FedEx has announced plans to increase its general tariff rates by its biggest margin as the company grapples with inflation and slowing business.
In addition, the firm will raise FedEx Freight rates “by an average of 6.9–7.9 percent dependent on the customer’s transportation rate scale.” This is the first time in eight years that FedEx has raised freight rates by more than 4.9 percent.
The rate-hike decision was announced as part of the company’s fiscal 2023 first-quarter earnings report. FedEx’s net income for the three months ended Aug. 31 was at $875 million, a decline of more than 20 percent from the $1.1 billion in net income earned during the year-ago period.
During the earnings call, CEO Raj Subramaniam blamed rising prices for the poor performance.
Excess Capacity, USPS Rate Increase
FedEx’s decision to raise shipping rates comes as the company now has excess capacity. In the quarter ended Aug. 31, the average number of packages handled daily by the company declined by 11 percent from the previous year, according to The Wall Street Journal.Though the company’s revenues were boosted, despite declining volumes, thanks to an increase in fees, profit margins were negatively affected by operating expenses.
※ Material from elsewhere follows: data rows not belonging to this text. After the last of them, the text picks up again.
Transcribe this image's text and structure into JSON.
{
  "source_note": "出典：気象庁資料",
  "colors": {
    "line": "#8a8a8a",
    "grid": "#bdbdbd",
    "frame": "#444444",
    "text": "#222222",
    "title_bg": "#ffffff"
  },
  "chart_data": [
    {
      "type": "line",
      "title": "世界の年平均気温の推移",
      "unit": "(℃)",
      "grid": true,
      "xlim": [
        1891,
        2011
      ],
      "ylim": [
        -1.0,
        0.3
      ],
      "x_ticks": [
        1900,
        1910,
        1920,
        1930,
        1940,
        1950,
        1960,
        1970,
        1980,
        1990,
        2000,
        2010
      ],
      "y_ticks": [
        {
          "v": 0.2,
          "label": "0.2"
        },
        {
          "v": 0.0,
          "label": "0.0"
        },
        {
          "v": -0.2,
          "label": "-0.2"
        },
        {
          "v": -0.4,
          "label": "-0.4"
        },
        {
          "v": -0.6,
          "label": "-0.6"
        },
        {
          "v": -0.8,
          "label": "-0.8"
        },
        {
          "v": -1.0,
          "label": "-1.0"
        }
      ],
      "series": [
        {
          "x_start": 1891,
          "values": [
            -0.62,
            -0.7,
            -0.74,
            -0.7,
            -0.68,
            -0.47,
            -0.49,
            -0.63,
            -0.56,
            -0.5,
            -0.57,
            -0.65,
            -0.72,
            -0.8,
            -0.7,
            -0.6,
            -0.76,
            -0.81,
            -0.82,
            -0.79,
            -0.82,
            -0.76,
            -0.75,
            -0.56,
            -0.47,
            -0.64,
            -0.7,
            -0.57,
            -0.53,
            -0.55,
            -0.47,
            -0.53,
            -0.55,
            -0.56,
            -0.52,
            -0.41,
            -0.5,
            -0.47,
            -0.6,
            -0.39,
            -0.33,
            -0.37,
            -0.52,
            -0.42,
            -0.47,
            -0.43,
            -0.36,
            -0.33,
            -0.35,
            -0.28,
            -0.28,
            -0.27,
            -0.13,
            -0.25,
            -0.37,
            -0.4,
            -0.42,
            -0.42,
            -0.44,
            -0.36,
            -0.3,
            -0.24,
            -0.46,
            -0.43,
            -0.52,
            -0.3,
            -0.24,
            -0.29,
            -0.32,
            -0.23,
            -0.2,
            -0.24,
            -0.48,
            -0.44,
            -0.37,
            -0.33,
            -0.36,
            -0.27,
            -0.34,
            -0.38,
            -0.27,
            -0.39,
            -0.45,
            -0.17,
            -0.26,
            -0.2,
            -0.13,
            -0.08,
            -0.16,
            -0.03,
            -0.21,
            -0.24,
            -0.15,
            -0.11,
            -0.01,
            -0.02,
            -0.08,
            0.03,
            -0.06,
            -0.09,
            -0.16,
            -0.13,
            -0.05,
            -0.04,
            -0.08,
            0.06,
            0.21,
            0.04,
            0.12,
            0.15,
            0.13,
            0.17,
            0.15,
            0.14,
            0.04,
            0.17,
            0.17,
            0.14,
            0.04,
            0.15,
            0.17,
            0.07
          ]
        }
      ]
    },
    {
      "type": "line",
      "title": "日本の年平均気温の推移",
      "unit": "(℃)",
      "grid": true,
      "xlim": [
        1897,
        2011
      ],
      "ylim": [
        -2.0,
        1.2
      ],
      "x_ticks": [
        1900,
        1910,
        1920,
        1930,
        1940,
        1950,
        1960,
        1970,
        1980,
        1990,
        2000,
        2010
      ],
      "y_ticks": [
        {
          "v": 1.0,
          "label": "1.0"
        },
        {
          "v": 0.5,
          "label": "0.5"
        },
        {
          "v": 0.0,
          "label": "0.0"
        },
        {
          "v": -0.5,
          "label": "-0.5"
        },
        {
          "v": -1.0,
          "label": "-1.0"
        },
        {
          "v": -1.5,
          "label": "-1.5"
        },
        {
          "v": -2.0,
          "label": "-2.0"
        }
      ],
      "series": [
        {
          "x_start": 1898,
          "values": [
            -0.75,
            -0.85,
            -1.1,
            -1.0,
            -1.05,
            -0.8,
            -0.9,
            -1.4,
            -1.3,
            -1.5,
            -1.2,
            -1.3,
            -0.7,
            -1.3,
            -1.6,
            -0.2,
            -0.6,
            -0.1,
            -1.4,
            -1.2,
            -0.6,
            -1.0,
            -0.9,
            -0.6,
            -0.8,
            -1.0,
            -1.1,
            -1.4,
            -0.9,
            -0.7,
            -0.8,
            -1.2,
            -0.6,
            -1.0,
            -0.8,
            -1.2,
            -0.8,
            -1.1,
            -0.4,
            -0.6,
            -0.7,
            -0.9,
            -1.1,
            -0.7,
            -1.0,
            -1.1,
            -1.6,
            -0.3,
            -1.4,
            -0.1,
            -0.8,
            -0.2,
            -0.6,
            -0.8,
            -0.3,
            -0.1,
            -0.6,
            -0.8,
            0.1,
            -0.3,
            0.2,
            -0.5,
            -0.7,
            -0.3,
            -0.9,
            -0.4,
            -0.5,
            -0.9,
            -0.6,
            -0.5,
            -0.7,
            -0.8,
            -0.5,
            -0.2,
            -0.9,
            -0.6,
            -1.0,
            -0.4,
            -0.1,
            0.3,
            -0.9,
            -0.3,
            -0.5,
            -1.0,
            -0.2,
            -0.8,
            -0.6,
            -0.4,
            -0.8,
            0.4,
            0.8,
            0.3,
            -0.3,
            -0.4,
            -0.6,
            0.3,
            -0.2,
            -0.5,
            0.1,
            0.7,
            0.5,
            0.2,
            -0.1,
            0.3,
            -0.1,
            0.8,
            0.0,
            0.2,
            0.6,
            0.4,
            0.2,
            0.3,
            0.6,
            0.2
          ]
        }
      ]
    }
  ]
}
Meanwhile, the U.S. Postal Service (USPS) also announced a temporary increase in peak season rate this year.
During a meeting of the Postal Service Board of Governors on Aug. 9, USPS Postmaster General and CEO Louis DeJoy warned about more hikes in January due to inflationary pressure.
“Inflation has hit the nation hard, and the Postal Service has not avoided its impact. We expect inflation to exceed our expectations by well over a billion dollars against our planned 2022 budget,” he said.